Nigerian labor leaders are calling for a three-day general strike next week to protest failures to pay a new, national minimum wage.
Negotiations on a new minimum wage for Nigerians began more than two years ago with labor unions proposing as much as $340 a month. Lawmakers eventually settled on about $118 a month, or 18,000 Naira.
But nearly three months after that bill became law, few of the lowest paid workers in the public and private sectors are earning that wage.
"Those ones who are on the high side they are making it, but the masses are not making it," said Anne Elijah who works in a stationery shop in the Ikoyi neighborhood of Lagos. "There are so many people out there who are suffering. We still need the intervention of the government to make things perfect for us."
Elijah says many parents can no longer afford school fees, but are afraid to ask for more money because employers have an ample pool of job seekers from which to replace them.
"Year in, year out we still collect the same salary and things are not OK," added Elijah. "But they just leave it they way you collect [your salary] then you can't shout. If you say it, they will not answer you. They believe that if you don't want to work you can go. People are out there looking for jobs."
At the St. Peter Claver Catholic Church, Father Paul Anyansi says much of his congregation is just getting by.

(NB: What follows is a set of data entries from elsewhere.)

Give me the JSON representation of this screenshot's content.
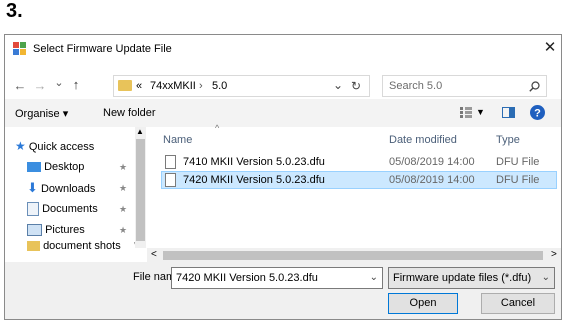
{
  "step_label": "3.",
  "window": {
    "title": "Select Firmware Update File"
  },
  "nav": {
    "back": "←",
    "forward": "→",
    "recent": "⌄",
    "up": "↑",
    "breadcrumb": [
      "«",
      "74xxMKII",
      "›",
      "5.0"
    ],
    "dropdown": "⌄",
    "refresh": "↻",
    "search_placeholder": "Search 5.0"
  },
  "toolbar": {
    "organise": "Organise ▾",
    "new_folder": "New folder"
  },
  "sidebar": {
    "items": [
      {
        "label": "Quick access",
        "icon": "star-icon"
      },
      {
        "label": "Desktop",
        "icon": "desktop-icon",
        "pin": "★"
      },
      {
        "label": "Downloads",
        "icon": "download-icon",
        "pin": "★"
      },
      {
        "label": "Documents",
        "icon": "documents-icon",
        "pin": "★"
      },
      {
        "label": "Pictures",
        "icon": "pictures-icon",
        "pin": "★"
      },
      {
        "label": "document shots",
        "icon": "folder-icon",
        "pin": "∨"
      }
    ]
  },
  "columns": {
    "name": "Name",
    "date": "Date modified",
    "type": "Type"
  },
  "files": [
    {
      "name": "7410 MKII Version 5.0.23.dfu",
      "date": "05/08/2019 14:00",
      "type": "DFU File"
    },
    {
      "name": "7420 MKII Version 5.0.23.dfu",
      "date": "05/08/2019 14:00",
      "type": "DFU File"
    }
  ],
  "footer": {
    "file_name_label": "File name:",
    "file_name_value": "7420 MKII Version 5.0.23.dfu",
    "filter": "Firmware update files (*.dfu)",
    "open": "Open",
    "cancel": "Cancel"
  },
  "colors": {
    "selection": "#cce8ff",
    "selection_border": "#99d1ff",
    "accent": "#0078d7"
  }
}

"It's very, very important that we have a minimum wage that can cater for the basic needs of people in this country where there is a lot of inflation," added Anyansi. "Things like kerosene, basic things are getting out of hand. Rents are getting out of hand."
So labor leaders are calling a three-day general strike next week to force private sector employers as well as federal, state, and local governments to pay the legal minimum wage.

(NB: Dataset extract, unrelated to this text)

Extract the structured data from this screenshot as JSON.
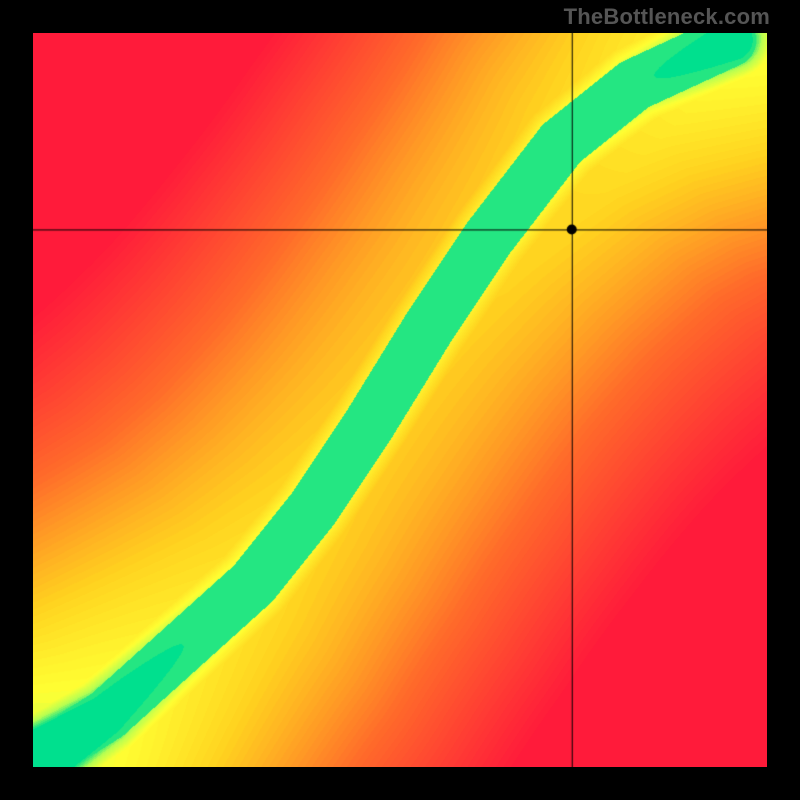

"I know Nigeria is not even among the poorest countries," said Ahmed Mai Sakala, chairman of the Nigerian Labor Congress for Gombe State. "But what we are in need of is committed leaders who will oversee the affairs of people in this country. And that is why we are in this case."
Lawmakers trying to avert the strike are calling for labor leaders to be patient. Sakala says all levels of government have had months to prepare for higher wage bills.

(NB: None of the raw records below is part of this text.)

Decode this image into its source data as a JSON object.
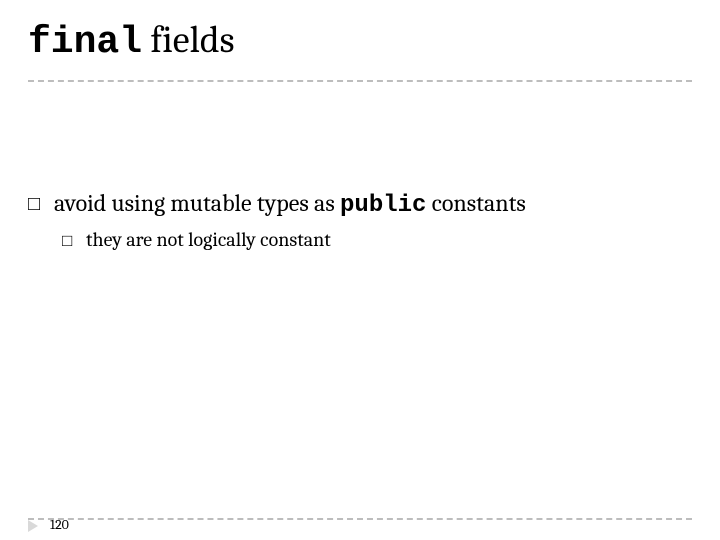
{
  "title": {
    "mono": "final",
    "rest": " fields"
  },
  "bullets": {
    "level1": {
      "pre": "avoid using mutable types as ",
      "mono": "public",
      "post": " constants"
    },
    "level2": {
      "text": "they are not logically constant"
    }
  },
  "pageNumber": "120",
  "markers": {
    "square": "□"
  }
}
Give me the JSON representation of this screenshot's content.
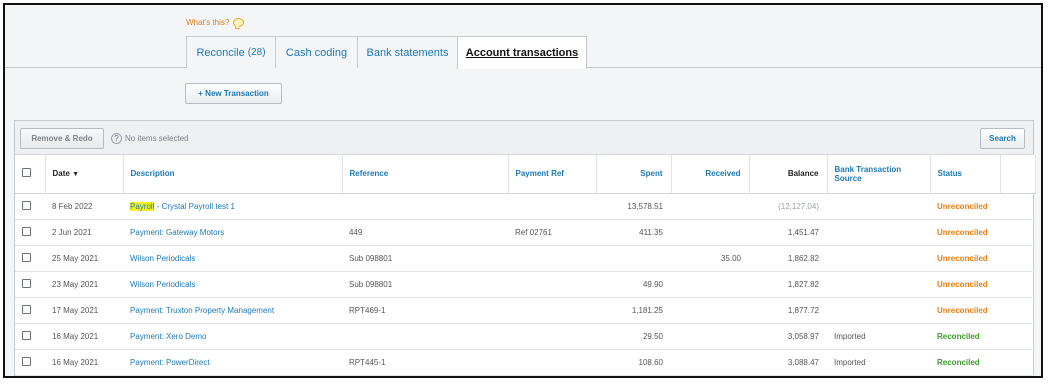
{
  "page": {
    "whats_this": "What's this?"
  },
  "tabs": [
    {
      "label": "Reconcile",
      "count": "(28)"
    },
    {
      "label": "Cash coding"
    },
    {
      "label": "Bank statements"
    },
    {
      "label": "Account transactions"
    }
  ],
  "toolbar": {
    "new_transaction": "+ New Transaction",
    "remove_redo": "Remove & Redo",
    "help": "?",
    "no_items": "No items selected",
    "search": "Search"
  },
  "table": {
    "headers": {
      "date": "Date",
      "date_sort": "▼",
      "description": "Description",
      "reference": "Reference",
      "payment_ref": "Payment Ref",
      "spent": "Spent",
      "received": "Received",
      "balance": "Balance",
      "source": "Bank Transaction Source",
      "status": "Status"
    },
    "rows": [
      {
        "date": "8 Feb 2022",
        "desc_highlight": "Payroll",
        "desc_rest": " - Crystal Payroll test 1",
        "reference": "",
        "payment_ref": "",
        "spent": "13,578.51",
        "received": "",
        "balance": "(12,127.04)",
        "source": "",
        "status": "Unreconciled"
      },
      {
        "date": "2 Jun 2021",
        "desc_highlight": "",
        "desc_rest": "Payment: Gateway Motors",
        "reference": "449",
        "payment_ref": "Ref 02761",
        "spent": "411.35",
        "received": "",
        "balance": "1,451.47",
        "source": "",
        "status": "Unreconciled"
      },
      {
        "date": "25 May 2021",
        "desc_highlight": "",
        "desc_rest": "Wilson Periodicals",
        "reference": "Sub 098801",
        "payment_ref": "",
        "spent": "",
        "received": "35.00",
        "balance": "1,862.82",
        "source": "",
        "status": "Unreconciled"
      },
      {
        "date": "23 May 2021",
        "desc_highlight": "",
        "desc_rest": "Wilson Periodicals",
        "reference": "Sub 098801",
        "payment_ref": "",
        "spent": "49.90",
        "received": "",
        "balance": "1,827.82",
        "source": "",
        "status": "Unreconciled"
      },
      {
        "date": "17 May 2021",
        "desc_highlight": "",
        "desc_rest": "Payment: Truxton Property Management",
        "reference": "RPT469-1",
        "payment_ref": "",
        "spent": "1,181.25",
        "received": "",
        "balance": "1,877.72",
        "source": "",
        "status": "Unreconciled"
      },
      {
        "date": "16 May 2021",
        "desc_highlight": "",
        "desc_rest": "Payment: Xero Demo",
        "reference": "",
        "payment_ref": "",
        "spent": "29.50",
        "received": "",
        "balance": "3,058.97",
        "source": "Imported",
        "status": "Reconciled"
      },
      {
        "date": "16 May 2021",
        "desc_highlight": "",
        "desc_rest": "Payment: PowerDirect",
        "reference": "RPT445-1",
        "payment_ref": "",
        "spent": "108.60",
        "received": "",
        "balance": "3,088.47",
        "source": "Imported",
        "status": "Reconciled"
      }
    ]
  },
  "colors": {
    "link": "#1c79b6",
    "unreconciled": "#ea7e11",
    "reconciled": "#3c9b2b",
    "highlight": "#f6f11d"
  }
}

"The president of this country has signed it into law and yet even the federal government could not implement," added Sakala. "It is very unfortunate. The labor will stand and make everybody to follow the law of this land."
Some governors say they are already spending too much on petrol subsidies to pay a higher minimum wage.
"The governors who are saying that unless fuel is deregulated before they can pay they are only saying nonsense," said Akeem Kazeem, chairman of the Lagos State Council of the Trade Union Congress of Nigeria. "Because of the fact that this is the law. So anything short from 18,000 [Naira] minimum wage, it will not be taken."
Kazeem says the strike is meant to force private sector employers to comply with the law as well.
"Eighteen-thousand is minute from what is expected," Kazeem added. "And if they fail to implement, we will not hesitate to go on strike. The idea of private sector employing casual labor with 5,000 Naira is out of the way."
Even if the strike is successful, there are many Nigerians who will not earn the higher wage. Economists estimate that as much as 80 percent of people here in Lagos work in the informal economy. Registered businesses with fewer than 50 employees are exempt from the minimum wage requirement.